KOMPAS.com - Di bawah bayang-bayang dedaunan pohon kelapa, seorang pria berkalung salib logam mengamati tetes cairan hasil sulingan nira di perkebunan kelapa Desa Nuruwe, Kecamatan Kairatu Barat, Kabupaten Seram Bagian Barat, Provinsi Maluku.
Pria itu bernama Salomon, sang pemilik kebun. Dia memanfaatkan 30 pohon kelapa untuk diolah menjadi nira kelapa.
Nira merupakan bahan baku utama pembuatan minuman tradisional Maluku bernama sopi yang berasal dari bahasa Belanda Zoopje yang berarti alkohol cair.

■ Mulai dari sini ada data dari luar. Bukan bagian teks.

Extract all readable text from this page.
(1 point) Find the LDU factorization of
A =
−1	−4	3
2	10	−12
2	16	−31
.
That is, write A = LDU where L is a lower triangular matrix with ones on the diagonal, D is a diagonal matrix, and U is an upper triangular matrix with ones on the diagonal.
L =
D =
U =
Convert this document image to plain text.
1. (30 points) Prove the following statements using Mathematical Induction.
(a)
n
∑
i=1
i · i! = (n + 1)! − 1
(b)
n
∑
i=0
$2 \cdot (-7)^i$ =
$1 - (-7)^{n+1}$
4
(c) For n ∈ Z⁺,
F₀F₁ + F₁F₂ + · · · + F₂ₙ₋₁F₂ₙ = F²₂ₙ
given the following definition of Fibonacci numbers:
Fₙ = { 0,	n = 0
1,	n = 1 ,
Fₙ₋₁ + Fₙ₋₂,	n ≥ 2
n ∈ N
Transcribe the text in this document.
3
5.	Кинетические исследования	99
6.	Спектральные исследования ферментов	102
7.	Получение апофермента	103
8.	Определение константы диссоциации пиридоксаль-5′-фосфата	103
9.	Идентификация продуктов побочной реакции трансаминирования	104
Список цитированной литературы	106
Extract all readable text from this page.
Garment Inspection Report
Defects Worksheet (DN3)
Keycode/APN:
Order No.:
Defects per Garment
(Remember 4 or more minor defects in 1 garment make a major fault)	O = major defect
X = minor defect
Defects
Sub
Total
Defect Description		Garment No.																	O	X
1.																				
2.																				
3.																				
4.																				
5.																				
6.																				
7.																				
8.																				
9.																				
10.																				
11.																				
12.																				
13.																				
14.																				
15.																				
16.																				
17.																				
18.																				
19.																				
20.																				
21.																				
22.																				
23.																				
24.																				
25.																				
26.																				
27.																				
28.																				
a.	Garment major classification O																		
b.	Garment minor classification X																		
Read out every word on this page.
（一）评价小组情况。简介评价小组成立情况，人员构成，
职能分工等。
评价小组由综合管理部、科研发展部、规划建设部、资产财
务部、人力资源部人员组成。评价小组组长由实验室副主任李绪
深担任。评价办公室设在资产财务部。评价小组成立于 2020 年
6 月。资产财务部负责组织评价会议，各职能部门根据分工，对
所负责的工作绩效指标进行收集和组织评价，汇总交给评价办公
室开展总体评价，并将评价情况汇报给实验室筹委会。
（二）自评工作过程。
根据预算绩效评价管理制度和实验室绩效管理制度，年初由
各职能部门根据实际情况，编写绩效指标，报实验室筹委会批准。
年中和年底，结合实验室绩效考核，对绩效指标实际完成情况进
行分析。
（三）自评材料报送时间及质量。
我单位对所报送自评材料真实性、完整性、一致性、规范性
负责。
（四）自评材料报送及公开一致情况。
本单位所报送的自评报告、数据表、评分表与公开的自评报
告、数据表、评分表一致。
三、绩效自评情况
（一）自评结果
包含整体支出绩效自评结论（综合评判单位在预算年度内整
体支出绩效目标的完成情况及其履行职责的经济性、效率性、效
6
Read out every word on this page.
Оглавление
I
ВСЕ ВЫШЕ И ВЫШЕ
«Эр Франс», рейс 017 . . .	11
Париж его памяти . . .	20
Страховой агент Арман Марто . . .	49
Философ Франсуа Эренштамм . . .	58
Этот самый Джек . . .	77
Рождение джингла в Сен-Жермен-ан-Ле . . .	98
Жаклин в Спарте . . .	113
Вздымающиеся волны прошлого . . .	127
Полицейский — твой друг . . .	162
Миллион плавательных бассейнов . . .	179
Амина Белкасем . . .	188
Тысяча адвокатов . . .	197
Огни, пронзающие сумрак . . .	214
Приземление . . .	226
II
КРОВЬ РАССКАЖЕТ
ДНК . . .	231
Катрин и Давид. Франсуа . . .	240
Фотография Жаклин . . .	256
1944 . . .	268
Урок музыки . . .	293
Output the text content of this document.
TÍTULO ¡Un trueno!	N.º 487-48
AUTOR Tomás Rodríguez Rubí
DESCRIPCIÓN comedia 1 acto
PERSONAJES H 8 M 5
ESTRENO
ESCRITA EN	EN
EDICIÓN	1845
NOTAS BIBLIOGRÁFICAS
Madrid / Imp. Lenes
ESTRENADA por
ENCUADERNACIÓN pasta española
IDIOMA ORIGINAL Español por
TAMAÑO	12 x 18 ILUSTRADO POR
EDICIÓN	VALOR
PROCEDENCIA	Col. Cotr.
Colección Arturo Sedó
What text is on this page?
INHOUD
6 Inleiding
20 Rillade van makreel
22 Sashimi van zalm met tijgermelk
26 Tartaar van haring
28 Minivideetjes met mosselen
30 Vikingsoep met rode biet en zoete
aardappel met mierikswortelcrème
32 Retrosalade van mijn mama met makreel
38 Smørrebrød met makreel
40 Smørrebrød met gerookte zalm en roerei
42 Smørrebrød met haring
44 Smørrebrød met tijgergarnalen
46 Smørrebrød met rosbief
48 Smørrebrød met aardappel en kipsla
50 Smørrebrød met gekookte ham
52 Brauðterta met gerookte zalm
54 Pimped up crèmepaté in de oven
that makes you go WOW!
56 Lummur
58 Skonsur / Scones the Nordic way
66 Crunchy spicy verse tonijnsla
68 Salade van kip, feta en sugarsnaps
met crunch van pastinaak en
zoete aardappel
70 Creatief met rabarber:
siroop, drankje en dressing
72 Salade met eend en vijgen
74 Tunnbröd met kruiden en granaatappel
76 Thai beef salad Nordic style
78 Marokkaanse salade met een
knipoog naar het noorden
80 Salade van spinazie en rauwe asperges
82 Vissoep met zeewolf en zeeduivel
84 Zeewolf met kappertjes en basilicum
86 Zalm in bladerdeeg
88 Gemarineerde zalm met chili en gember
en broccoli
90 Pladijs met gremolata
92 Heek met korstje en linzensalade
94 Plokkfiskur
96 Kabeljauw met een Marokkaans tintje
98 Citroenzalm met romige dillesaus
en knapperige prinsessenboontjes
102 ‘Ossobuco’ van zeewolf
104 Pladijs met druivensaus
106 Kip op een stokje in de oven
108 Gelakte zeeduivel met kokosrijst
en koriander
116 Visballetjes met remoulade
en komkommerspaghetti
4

Salomon memiliki perlengkapan mengolah nira kelapa menjadi sopi di gubuk kecil miliknya sejak beberapa tahun terakhir. Setiap hari, dia mengumpulkan nira kelapa untuk disuling menjadi sopi.
Dalam sebulan, petani pengolah sopi mampu meraup untung mencapai Rp 5 juta. Dengan hasil mengolah sopi itu, sebagian penduduk mampu membiayai sekolah anaknya hingga perguruan tinggi.
Sopi telah dianggap sebagai minuman tradisional di beberapa wilayah Maluku yang memproduksinya.
Kegiatan tradisional maupun pertemuan informal dirasa tak lengkap tanpa kehadiran sopi, bahkan suatu perselisihan sosial dapat diselesaikan dengan segelas sopi.
Meski demikian minuman warisan budaya Maluku tersebut masih menjadi perdebatan tekait legalitas peredarannya.
Salomon menyatakan hingga saat ini, pihak berwajib masih melakukan razia, karena minuman beralkohol itu masih menjadi produk ilegal yang terkadang disalahgunakan.
Balai Pelestarian Nilai Budaya (BPNB) Maluku sudah menyatakan bahwa sopi telah ditetapkan sebagai warisan budaya tak benda Indonesia sejak Oktober 2016.
“Sehingga warisan budaya harus dilindungi agar tidak punah, bukan dilihat dari soal efek samping negatif sopi, tetapi bagaimana (sopi) menjadi perangkat adat di Maluku,” tegas Kepala Balai Pelestarian Nilai Budaya (BPNB) Maluku Rusli Manorek beberapa waktu lalu.
Di balik semua perbedaan cara pandang akan sopi, kehadiran minuman olahan tradisional itu telah memperkaya ragam warisan budaya Tanah Air yang akan dilestarikan.